The FBI agent added that Russell “denied ever being involved in the skyjacking” and could prove he was on the East Coast when it occurred.
But a later 302 report has a pilot who knew Russell saying Russell had “dropped out of sight at the same period that the D.B. Cooper hijacking took place” and that the unnamed pilot and the pilot’s Seattle colleagues had speculated that Russell “may have been D.B. Cooper.”
Another source called Russell “adventuresome, well-educated and extremely cool. From details he has heard of hijacking, [source] is even more convinced Russell could have committed this crime.”
In 1976, according to an FBI memo, still another source called an FBI special agent and said he had more carefully studied “the photograph of D.B. Cooper” — presumably the well-known sketch of the skyjacker — “and, comparing the composite with RUSSELL, he said, ‘That’s him.’”
The discovery of Russell in the newly released files created a stir in D.B. Cooper groups online, with one Reddit poster this week declaring Russell “a fantastic suspect.”
Others, however, pooh-poohed the idea that Russell could be Cooper, noting that at some point the FBI cleared him and that a trusted FBI informant in the files described him as “very law-abiding.”
The doubters insist Russell was too short to be D.B. Cooper, note that he had a scar on his face (no one on Northwest Orient Flight 305 said anything about the hijacker having a facial scar) and had a pretty solid alibi.
“How is he any better than most of the other 999 suspects?” a Redditor asked. “There’s a lot of good ones. I think Cooper may be buried somewhere in the files. But not this guy.”

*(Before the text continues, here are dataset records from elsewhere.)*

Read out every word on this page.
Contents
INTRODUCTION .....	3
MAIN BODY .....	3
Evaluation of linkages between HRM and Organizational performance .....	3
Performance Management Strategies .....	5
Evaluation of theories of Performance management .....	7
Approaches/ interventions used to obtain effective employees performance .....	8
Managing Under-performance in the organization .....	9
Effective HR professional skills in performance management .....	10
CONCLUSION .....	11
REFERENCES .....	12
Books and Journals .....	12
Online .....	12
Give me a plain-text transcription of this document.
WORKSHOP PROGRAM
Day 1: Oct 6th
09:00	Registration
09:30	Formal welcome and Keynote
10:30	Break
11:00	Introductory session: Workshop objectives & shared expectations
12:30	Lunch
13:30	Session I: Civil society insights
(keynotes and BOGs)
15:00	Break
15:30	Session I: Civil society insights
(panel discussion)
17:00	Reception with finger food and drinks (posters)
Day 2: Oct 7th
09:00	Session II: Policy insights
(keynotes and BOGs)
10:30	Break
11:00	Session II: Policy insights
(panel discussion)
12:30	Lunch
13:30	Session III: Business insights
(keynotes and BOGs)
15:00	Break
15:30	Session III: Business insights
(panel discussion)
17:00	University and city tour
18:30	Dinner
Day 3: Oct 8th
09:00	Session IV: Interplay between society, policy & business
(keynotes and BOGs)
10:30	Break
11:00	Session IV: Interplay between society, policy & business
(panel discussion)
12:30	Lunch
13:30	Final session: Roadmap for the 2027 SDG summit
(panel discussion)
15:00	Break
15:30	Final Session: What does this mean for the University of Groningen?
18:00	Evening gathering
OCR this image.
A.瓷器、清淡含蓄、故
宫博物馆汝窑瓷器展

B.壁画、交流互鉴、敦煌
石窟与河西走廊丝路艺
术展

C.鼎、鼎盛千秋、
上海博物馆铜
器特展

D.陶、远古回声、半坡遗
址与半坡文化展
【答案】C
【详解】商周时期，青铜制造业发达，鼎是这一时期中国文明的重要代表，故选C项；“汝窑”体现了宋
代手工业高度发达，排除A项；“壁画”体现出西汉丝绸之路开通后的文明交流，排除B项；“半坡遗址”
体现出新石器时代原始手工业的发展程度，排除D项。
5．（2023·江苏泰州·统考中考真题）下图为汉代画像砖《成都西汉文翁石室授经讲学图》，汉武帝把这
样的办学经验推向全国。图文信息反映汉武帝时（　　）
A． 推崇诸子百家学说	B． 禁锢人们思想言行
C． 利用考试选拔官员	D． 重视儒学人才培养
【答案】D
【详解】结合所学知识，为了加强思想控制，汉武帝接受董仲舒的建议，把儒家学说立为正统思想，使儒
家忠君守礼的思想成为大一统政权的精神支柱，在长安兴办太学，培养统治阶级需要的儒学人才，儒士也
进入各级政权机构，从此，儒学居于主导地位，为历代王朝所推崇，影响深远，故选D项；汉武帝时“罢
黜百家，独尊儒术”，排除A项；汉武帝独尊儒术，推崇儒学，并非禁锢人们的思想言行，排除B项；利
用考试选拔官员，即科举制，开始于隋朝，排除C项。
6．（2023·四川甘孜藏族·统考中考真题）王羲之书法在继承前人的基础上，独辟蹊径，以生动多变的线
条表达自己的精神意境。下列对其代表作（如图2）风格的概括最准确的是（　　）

The FBI’s latest document dump shows how much leg work agents had to put in, in an era before the internet and cellphones, to track down basic information about a suspect — and how relatively easy it was back then for people to disappear. The reports are full of notes about agents looking through phone directories in city after city, checking in with local police departments, searching credit-bureau files in person, painstakingly cross-referencing business-license records across departments and years, running down flight manifests. Often all for naught.
Eric Ulis, an independent investigator who has probed the D.B. Cooper skyjacking for more than a decade, told The Oregonian/OregonLive he didn’t see any promising suspects in the latest release because none of them, in his view, adequately account for the key piece of evidence in the case: the unusual microscopic particles found on the clip-on tie Cooper wore and left behind on the plane.
The microscopic particles – including rare-earth metals – suggest the skyjacker worked for a plane-building company, as Russell did years before Flight 305 was hijacked, or an electronics plant.
“People very easily discard the tie evidence (the only physical evidence we have) when they become enamored with someone who checks some box in their minds,” Ulis said in an email.
Ulis said he now believes the skyjacker worked at the Albany Research Center in Oregon and so is researching former employees of the facility.
Meanwhile, other D.B. Cooper case fans continue to scour Part 113 of the declassified FBI files.
Said an online commenter after reading a series of posts that went back and forth about Russell and other D.B. Cooper suspects: “I hate this case. lol.”